31 May 2004 10:20 [Source: ICIS news]
LONDON (CNI)--High average prices and strong demand for potash and fertilisers plus increased internal efficiency helped Israel Chemicals Ltd (ICL) overcome a rise in raw material and shipping costs to deliver on Monday a 21% surge in first quarter operating profits.
The Israeli fertiliser and specialty chemicals company said operating income rose to $61.0m (Euro50m) from $50.6m in the first three months of last year.
Pre-tax profits leapt 38% to $52.5m on sales up 11% at $619.1m. Net earnings were 24% ahead at $32.3m.
The improved fertiliser market was reflected in a 19% rise to $45.7m in operating profits from ICL's fertiliser business. ICL said increased sales and improved efficiency outweighed higher shipping and raw material costs.

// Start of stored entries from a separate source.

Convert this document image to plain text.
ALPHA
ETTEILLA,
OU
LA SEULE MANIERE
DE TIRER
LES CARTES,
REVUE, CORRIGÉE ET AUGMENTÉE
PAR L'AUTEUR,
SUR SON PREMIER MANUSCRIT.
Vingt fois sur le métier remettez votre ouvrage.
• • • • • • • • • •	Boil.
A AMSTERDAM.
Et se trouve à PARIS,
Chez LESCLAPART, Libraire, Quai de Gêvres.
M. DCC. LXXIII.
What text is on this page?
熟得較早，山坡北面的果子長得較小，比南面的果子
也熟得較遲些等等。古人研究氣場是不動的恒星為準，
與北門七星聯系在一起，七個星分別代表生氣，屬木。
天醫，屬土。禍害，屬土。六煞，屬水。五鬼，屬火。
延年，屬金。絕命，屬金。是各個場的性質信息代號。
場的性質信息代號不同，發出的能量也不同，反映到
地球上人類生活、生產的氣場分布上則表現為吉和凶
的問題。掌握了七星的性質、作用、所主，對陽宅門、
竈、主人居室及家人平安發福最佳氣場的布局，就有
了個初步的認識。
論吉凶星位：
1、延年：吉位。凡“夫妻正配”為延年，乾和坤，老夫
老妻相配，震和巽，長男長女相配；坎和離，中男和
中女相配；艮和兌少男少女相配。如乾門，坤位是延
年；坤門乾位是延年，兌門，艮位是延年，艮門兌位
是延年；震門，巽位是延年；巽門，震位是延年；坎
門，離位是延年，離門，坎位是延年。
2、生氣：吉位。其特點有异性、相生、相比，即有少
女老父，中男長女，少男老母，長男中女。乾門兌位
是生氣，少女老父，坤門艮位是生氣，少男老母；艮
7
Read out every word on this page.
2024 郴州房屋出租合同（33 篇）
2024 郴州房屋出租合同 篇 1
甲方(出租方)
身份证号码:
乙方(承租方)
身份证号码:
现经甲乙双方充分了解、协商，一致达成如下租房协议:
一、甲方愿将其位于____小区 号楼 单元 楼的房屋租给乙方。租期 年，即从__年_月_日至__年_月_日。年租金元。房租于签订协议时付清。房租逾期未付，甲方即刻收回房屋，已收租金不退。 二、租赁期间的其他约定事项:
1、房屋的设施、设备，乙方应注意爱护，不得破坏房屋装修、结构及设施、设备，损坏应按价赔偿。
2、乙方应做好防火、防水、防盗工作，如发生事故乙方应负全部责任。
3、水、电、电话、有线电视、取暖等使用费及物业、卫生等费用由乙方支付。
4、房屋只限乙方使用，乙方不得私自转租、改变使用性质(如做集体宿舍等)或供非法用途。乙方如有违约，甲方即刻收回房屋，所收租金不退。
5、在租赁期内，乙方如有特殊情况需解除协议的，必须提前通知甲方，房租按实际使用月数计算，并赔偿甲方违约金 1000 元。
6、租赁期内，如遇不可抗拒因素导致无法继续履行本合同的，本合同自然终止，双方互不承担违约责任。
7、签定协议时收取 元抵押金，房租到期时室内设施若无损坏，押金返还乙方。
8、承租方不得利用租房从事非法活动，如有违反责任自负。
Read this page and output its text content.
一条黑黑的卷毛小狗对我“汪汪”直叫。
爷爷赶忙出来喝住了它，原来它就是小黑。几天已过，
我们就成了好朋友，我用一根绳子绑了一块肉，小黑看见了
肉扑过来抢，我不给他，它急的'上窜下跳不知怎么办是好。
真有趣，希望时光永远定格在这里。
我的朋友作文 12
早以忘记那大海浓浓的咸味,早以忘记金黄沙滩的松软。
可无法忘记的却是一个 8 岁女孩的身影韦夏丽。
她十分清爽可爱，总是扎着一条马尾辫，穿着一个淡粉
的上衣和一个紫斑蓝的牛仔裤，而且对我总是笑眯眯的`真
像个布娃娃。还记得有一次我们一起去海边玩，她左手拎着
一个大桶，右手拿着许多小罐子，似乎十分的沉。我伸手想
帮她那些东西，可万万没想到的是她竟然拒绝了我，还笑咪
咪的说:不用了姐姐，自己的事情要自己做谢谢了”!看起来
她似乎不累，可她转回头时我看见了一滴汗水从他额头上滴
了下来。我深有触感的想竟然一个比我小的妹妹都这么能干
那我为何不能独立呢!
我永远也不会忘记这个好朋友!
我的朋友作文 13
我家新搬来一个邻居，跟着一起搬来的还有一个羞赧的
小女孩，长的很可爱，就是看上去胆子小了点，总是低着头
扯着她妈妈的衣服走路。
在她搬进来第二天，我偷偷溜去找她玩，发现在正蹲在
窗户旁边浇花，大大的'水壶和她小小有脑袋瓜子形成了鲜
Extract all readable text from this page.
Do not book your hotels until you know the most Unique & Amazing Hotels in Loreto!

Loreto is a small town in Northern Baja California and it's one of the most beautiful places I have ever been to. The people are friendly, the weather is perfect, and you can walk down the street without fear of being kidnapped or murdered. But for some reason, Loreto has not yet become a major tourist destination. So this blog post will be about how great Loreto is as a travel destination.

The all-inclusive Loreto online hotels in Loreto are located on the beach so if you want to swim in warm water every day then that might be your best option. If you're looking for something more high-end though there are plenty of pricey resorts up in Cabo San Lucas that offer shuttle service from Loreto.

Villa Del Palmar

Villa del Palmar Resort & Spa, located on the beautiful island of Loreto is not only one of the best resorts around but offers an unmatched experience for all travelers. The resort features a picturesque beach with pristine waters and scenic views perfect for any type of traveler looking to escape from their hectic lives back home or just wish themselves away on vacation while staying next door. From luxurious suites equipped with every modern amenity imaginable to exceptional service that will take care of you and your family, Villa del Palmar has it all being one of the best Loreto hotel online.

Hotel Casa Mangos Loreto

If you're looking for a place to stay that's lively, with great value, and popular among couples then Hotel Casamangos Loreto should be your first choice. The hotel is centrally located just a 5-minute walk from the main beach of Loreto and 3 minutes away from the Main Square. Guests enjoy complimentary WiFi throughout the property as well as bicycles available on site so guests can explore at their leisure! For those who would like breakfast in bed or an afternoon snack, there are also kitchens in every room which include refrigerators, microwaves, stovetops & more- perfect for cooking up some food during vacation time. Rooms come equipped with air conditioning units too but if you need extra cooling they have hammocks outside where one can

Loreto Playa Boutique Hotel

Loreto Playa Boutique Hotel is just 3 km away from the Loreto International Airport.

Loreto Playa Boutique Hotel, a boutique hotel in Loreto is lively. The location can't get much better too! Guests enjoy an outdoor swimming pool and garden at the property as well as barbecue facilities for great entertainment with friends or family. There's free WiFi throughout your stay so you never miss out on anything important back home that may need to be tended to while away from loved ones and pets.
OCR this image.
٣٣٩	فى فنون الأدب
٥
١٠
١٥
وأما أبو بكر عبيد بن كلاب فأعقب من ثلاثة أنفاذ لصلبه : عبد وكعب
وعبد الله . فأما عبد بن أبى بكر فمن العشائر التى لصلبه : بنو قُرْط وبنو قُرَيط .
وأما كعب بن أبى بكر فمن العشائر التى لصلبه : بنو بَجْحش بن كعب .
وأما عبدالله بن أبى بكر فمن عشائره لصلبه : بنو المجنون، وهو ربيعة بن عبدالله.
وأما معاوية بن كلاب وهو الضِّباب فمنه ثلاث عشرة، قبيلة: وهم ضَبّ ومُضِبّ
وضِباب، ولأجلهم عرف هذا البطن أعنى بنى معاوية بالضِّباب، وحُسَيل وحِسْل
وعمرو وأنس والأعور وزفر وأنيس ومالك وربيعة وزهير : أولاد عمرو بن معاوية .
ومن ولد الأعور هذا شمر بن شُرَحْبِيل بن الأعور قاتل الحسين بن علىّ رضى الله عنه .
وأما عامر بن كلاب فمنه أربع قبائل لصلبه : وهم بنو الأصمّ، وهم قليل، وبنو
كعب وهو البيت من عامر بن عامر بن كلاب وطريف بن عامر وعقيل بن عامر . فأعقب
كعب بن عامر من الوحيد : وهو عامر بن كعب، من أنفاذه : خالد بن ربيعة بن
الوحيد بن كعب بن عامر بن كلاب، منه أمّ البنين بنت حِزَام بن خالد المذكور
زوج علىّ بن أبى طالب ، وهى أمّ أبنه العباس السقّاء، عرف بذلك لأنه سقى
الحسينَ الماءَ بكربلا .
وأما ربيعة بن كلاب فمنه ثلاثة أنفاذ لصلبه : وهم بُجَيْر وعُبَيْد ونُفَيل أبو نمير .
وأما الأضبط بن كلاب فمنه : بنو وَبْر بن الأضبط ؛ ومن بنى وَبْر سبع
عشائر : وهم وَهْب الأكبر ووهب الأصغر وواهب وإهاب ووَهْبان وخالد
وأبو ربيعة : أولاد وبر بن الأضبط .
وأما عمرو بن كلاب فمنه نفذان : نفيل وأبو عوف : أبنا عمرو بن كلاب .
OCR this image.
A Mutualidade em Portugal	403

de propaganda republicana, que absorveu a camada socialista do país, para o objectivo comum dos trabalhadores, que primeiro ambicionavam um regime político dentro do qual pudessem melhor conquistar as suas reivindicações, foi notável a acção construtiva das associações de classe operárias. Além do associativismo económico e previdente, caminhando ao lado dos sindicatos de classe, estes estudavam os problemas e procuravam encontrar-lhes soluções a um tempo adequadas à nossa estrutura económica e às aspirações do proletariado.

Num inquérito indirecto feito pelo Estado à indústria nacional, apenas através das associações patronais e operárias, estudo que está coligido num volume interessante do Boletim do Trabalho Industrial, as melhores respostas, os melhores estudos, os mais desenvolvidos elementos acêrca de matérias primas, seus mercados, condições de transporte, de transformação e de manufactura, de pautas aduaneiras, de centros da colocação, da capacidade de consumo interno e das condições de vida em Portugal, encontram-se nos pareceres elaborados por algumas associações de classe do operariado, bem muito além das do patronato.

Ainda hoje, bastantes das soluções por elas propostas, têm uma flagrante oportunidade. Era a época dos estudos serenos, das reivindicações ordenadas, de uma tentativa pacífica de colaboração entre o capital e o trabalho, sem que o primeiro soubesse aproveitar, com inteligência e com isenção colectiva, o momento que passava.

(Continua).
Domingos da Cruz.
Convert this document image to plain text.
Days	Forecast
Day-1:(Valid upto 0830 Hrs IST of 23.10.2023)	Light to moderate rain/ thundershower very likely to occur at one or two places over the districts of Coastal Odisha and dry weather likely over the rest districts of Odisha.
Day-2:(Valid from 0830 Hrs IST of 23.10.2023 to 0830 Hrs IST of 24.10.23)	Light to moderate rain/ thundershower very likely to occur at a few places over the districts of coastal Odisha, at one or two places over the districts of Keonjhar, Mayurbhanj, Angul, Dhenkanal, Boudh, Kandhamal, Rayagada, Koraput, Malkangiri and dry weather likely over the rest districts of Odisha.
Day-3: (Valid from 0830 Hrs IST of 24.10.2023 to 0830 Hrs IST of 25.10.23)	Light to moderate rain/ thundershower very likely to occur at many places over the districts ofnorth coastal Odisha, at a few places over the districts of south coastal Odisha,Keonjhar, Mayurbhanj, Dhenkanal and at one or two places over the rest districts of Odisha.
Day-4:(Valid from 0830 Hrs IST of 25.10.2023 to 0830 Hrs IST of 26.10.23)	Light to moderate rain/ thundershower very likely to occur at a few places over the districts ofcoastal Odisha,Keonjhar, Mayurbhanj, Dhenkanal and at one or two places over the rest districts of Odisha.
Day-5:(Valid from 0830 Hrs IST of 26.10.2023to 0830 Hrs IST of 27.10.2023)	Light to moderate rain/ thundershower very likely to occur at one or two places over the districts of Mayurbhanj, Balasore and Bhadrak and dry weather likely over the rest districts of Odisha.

Fertiliser sales rose 8% to $334.0m on higher demand and prices plus the positive effects of appreciation of the euro against the dollar. These factors easily outweighed the impact of reduced production of some phosphate products due to industrial disputes.
ICL's industrial products division, which includes some agricultural products, also had a very strong first quarter. Operating profits were up 41% to $8.2m as higher sales offset the effects of a stronger shekel on operating expenses.
Sales rose 8% to $149.5m on the euro's strength against the dollar and higher demand for most of the division's products, with the exception of water treatment biocides.
ICL's performance products business, however, suffered a substantial decline in operating profits despite higher sales. Economic slowdown in Europe, the effect of a stronger euro on dollar-denominated expenses and prices plus higher input costs were blamed for the 19% slump to $7.8m in income from performance products.
Sales, however, rose by 19% to $139.2m on positive currency effects and slightly higher sales of food additives, chemicals for water treatment and paper, and hygiene products for the food industry.
Operating losses from ICL's metallurgy business were cut by 53% to $1.8m as higher sales outweighed the strength of the shekel on costs.
Sales rose 8% to $21.2m on higher prices due to the stronger euro plus improved product mix and geographical distribution.